Abstract

The levator hiatus defines the 'hernial portal' through which female pelvic organ prolapse develops. Hiatal area may therefore be an independent etiological factor for this condition. In this retrospective study we defined 'normality' for hiatal area by assessing its relationship with symptoms and clinical signs of prolapse. Datasets of 544 women seen in a tertiary urogynecological unit were assessed. Patients had undergone an interview, clinical examination and three-/four-dimensional (3D/4D) pelvic floor ultrasound imaging. All analysis was performed off-line, blinded against clinical data. Information on prolapse symptoms was available for 538 women and 171 (32%) of these complained of such symptoms. There was a strong statistical relationship between hiatal dimensions, both at rest and on Valsalva maneuver, and prolapse symptoms (all P < 0.001).

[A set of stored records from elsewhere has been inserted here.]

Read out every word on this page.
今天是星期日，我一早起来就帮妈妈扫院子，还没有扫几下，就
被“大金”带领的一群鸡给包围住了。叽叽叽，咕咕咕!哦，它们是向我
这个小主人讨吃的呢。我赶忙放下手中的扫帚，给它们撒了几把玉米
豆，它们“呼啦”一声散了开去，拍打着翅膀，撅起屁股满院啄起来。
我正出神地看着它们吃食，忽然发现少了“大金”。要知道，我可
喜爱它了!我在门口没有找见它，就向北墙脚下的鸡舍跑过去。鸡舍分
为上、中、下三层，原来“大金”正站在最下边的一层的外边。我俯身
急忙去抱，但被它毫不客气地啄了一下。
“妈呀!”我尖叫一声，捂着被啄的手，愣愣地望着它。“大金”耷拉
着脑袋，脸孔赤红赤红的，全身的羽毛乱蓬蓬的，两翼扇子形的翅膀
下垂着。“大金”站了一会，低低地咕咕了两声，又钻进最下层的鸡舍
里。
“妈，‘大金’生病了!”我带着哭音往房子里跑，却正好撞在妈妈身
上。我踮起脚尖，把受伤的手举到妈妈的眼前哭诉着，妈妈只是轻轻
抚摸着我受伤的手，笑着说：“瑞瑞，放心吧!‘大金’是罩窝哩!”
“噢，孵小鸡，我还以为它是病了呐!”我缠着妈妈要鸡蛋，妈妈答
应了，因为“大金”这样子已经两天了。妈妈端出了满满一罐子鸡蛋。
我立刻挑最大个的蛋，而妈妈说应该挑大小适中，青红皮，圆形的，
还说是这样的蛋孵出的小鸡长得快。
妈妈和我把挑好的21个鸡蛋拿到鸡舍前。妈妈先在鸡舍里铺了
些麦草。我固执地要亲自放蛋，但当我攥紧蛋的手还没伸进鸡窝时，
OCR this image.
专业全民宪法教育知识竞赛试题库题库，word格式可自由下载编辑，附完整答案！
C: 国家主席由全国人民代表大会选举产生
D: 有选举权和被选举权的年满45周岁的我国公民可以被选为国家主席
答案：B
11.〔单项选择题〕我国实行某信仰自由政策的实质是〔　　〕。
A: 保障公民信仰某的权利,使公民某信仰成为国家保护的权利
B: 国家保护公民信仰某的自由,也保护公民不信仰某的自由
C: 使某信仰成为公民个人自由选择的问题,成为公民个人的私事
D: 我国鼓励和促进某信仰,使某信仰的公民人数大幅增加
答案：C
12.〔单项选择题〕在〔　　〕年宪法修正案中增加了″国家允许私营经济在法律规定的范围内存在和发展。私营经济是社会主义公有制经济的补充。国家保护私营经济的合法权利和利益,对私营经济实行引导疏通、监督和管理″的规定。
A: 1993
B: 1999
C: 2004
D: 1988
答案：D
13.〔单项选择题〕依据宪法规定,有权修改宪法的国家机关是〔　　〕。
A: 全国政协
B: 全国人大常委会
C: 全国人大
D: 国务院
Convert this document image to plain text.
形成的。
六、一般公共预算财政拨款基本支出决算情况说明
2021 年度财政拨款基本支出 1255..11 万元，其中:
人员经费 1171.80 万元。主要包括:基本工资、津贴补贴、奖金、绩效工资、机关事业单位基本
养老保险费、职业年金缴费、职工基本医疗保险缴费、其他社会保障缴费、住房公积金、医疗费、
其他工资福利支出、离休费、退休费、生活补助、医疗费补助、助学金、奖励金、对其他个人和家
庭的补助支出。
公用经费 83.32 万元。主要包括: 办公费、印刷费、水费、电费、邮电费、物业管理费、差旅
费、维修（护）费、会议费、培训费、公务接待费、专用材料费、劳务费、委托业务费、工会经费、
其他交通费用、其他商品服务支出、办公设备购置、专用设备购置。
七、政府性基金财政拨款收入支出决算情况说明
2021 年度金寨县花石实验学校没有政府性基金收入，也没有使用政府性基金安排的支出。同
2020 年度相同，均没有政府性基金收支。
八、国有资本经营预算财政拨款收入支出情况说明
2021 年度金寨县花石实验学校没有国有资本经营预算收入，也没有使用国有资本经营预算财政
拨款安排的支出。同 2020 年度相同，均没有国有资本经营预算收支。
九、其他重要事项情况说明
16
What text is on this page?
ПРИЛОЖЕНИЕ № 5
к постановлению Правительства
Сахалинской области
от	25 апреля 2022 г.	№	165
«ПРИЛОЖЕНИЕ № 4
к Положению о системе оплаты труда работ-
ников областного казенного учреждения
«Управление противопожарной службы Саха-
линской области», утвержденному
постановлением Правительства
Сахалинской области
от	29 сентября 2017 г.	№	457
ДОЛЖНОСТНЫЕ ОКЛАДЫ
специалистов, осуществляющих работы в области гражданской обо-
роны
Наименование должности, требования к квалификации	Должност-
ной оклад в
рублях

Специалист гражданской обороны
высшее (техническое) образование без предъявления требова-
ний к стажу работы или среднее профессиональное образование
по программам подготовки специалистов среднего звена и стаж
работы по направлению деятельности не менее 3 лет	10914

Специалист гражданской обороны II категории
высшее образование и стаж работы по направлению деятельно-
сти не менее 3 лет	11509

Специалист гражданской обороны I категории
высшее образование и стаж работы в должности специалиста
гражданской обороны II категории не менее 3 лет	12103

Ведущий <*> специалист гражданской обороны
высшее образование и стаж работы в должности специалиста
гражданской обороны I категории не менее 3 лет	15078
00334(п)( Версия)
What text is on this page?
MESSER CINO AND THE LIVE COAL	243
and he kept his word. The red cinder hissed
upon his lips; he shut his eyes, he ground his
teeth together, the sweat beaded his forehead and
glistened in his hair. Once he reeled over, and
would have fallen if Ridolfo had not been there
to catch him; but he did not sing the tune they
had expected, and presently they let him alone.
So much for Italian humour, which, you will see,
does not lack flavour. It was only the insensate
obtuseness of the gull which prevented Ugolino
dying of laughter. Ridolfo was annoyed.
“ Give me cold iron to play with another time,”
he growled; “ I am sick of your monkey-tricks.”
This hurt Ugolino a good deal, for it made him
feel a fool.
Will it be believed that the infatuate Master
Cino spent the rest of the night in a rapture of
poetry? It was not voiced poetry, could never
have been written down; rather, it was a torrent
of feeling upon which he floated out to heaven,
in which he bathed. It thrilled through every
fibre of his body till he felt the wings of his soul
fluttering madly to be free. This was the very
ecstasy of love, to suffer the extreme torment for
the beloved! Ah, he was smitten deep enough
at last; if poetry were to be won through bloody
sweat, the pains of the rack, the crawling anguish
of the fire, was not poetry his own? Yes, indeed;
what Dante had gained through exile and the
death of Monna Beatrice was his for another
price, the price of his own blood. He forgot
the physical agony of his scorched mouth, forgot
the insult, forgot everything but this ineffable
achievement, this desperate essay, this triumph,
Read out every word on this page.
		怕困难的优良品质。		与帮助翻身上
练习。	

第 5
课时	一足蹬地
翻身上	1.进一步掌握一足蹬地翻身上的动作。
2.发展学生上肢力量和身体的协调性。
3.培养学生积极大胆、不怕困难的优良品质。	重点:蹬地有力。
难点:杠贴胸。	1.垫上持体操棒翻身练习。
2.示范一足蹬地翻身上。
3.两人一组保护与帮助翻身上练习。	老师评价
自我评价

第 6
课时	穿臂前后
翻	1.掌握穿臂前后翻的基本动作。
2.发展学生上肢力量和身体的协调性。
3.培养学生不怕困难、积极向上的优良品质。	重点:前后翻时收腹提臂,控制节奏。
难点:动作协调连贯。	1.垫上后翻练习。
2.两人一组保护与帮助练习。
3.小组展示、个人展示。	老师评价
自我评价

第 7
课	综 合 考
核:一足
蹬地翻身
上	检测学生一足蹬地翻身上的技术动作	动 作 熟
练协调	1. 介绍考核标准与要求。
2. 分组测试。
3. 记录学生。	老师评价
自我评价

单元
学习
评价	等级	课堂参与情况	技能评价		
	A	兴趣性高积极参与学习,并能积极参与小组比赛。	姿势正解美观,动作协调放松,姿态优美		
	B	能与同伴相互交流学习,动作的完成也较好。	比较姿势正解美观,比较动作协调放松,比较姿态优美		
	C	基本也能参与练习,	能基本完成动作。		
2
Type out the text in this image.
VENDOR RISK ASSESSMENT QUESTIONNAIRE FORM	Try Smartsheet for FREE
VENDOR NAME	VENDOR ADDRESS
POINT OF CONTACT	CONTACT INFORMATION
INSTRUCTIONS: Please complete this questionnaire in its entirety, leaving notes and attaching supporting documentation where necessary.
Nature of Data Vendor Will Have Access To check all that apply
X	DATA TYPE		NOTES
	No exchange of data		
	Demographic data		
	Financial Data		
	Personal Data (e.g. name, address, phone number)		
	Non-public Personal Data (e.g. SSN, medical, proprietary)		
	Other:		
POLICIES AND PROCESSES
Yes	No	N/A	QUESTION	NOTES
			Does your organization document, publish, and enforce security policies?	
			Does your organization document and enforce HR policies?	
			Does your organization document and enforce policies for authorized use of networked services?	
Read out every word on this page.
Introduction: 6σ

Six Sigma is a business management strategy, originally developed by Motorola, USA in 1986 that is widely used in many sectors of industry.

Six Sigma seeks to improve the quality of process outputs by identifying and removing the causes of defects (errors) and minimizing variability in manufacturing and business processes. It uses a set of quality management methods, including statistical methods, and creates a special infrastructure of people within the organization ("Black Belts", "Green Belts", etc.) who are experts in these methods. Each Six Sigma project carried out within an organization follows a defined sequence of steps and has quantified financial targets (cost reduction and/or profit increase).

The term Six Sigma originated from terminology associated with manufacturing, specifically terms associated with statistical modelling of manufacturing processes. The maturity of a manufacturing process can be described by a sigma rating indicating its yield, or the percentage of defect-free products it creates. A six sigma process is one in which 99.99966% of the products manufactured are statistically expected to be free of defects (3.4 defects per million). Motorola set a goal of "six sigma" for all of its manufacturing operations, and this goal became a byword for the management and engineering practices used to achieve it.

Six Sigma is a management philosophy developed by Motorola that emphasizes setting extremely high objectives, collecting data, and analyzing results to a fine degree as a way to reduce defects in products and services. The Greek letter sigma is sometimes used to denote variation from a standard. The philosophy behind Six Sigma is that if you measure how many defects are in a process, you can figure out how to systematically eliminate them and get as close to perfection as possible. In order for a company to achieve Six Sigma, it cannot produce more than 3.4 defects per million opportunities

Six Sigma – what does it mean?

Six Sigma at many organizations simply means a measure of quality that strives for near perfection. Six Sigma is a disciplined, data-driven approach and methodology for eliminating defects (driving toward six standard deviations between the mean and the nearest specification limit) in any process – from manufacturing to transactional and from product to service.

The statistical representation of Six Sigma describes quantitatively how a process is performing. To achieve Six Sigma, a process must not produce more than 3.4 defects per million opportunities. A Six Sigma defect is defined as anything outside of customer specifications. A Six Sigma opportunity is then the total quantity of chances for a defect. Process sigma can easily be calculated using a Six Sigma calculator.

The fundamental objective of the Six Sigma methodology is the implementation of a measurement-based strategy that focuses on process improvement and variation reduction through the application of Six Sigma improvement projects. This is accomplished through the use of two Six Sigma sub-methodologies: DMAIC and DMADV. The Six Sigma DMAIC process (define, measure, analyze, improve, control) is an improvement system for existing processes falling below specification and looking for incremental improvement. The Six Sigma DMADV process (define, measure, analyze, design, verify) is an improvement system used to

Receiver-operating characteristics (ROC) curve analysis yielded an area under the curve of 0.65 (95% CI, 0.60-0.70) for hiatal area at rest and 0.71 (95% CI, 0.66-0.76) for hiatal area on Valsalva. Cut-offs of 25 and 30 cm(2) on Valsalva gave sensitivities of 0.55 and 0.34 and specificities of 0.77 and 0.86, respectively, for detecting symptomatic prolapse. Similar values were obtained when significant prolapse (Grade 2 or higher) was used as the state variable. Levator hiatal area as measured by 3D translabial pelvic floor ultrasound examination is strongly associated with symptoms and clinical signs of prolapse. Based on the ROC curves that we obtained, we suggest that a hiatal area of > 25 cm(2) on Valsalva be defined as abnormal distensibility or 'ballooning' of the levator hiatus.